General aviation tenants facing constrained access under security rules at Colorado’s Grand Junction Regional Airport expressed hope that progress is emerging from months of negotiations with officials.
Tenants and airport administrators are finding common ground on modifications proposed by AOPA to the commercial-service airport’s security plan that would preserve GA tenants’ and customers’ access to businesses and premises on the airport.
Once a consensus is reached, federal officials would have to sign off on the changes, said Dave Ulane, AOPA Northwest Mountain regional manager.
Progress toward a solution in Grand Junction has begun to emerge through collective efforts of users and airport administration following a December 2011 public hearing in which the airport’s GA community aired its concerns, he said.
AOPA reported Nov. 30, 2011, that access problems in Grand Junction exemplified complications created for GA by Security Directive 1542-04-08F/G. The directive, issued by the Transportation Security Administration in 2008, requires security threat assessments and airport-issued identification for all persons having access to commercial-service airports’ operations areas.
AOPA warned at that time that “a complicated patchwork of access control restrictions would emerge throughout the nation” as airports with commercial service worked individually to comply with the security rules.

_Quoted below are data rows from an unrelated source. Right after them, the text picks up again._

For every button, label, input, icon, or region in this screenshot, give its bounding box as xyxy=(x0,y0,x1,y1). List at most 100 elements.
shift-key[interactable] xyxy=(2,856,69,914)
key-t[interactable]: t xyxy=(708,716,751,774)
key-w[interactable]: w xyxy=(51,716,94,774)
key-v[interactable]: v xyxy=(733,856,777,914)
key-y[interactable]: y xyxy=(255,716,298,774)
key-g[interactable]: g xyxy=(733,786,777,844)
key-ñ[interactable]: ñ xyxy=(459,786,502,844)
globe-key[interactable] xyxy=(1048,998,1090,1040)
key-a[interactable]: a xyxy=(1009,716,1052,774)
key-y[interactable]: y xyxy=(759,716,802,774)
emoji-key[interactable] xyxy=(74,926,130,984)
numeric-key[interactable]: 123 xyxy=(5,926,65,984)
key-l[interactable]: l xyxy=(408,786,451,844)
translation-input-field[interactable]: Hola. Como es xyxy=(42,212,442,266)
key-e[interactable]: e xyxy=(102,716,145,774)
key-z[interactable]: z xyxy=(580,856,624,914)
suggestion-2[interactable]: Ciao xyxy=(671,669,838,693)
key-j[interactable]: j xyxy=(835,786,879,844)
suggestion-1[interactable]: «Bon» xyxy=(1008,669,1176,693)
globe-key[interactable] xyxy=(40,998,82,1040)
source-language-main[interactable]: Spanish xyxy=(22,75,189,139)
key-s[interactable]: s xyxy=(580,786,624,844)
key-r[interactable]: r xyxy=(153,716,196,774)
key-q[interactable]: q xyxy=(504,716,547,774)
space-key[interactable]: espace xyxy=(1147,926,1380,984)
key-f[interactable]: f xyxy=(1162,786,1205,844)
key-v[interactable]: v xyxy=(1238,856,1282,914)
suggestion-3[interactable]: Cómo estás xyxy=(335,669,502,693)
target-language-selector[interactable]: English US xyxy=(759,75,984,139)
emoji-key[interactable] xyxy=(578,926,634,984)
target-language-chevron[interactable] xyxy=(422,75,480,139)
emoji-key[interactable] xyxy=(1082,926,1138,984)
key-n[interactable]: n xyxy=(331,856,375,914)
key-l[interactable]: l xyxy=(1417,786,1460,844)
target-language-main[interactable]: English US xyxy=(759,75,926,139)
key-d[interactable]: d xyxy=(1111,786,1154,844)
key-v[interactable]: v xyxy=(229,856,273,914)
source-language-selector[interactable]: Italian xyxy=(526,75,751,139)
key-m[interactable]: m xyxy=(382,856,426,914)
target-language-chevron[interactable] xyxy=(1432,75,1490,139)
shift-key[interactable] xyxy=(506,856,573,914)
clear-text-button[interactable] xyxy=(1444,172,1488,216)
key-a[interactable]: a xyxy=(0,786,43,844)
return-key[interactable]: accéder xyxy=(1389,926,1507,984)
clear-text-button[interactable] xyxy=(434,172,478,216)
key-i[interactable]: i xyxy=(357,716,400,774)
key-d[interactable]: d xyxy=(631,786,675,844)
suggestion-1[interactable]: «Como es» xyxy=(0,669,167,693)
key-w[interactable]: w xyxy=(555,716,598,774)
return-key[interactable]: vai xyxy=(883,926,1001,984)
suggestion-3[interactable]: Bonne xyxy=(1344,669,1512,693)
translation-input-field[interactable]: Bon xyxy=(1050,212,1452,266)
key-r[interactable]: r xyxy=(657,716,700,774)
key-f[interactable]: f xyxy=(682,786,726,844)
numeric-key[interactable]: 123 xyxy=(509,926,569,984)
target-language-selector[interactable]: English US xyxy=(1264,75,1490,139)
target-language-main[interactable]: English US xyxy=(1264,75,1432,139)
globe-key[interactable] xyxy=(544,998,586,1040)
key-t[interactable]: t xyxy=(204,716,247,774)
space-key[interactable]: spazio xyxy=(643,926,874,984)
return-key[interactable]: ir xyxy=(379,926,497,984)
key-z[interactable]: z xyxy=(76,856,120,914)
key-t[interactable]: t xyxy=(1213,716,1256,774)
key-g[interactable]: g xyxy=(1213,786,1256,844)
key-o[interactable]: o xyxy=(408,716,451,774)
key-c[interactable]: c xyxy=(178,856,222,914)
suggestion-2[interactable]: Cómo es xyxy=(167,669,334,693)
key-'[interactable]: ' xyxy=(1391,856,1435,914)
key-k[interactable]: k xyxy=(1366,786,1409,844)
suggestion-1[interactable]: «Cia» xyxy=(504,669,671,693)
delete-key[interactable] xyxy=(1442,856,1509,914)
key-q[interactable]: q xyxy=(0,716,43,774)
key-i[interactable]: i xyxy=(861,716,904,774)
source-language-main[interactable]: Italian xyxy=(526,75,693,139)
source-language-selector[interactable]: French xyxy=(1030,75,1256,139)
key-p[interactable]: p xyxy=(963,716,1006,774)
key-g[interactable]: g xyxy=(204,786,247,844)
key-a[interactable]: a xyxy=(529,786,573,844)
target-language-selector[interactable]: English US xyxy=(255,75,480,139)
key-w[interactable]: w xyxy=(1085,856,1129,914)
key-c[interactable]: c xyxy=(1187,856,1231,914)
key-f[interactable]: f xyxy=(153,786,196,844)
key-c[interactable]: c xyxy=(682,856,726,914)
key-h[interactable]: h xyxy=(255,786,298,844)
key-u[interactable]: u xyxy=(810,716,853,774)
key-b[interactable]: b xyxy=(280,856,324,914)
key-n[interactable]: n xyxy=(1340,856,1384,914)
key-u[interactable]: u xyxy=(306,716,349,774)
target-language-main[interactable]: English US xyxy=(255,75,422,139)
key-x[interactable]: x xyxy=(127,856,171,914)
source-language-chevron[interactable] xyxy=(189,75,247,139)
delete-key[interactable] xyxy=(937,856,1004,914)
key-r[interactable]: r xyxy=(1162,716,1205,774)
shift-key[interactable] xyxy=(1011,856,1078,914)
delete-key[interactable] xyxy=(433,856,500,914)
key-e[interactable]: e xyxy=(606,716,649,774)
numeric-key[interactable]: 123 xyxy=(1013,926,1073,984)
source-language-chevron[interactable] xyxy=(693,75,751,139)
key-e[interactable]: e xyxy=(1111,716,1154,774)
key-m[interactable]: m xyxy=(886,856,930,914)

Following the Dec. 7, 2011, public hearing, the Grand Junction Users and Tenants Association began to focus as a group on the security access problems, and on airport leasing policies.
In January 2012, Ulane and the group met with U.S. Rep. Scott Tipton (D-Colo.). Grand Junction Mayor Tom Kenyon also attended.
On Jan. 31, The Grand Junction Regional Airport Authority Board established a security solutions committee, consisting of users and an airport administration representative. The panel met several times in February.
In April, the users and tenants group became a 501c(3) nonprofit organization.
In an April 5 letter to the airport authority, AOPA noted the progress being made by the groups working on security, and urged quick implementation of a mutually beneficial solution. The letter encouraged support for the effort by the Grand Junction City Council and the Mesa County Board of Commissioners.
Once the users and administration agree on details, the solution will require the TSA’s agreement that the modifications would be adequate to control access to operational areas of the airport, Ulane said.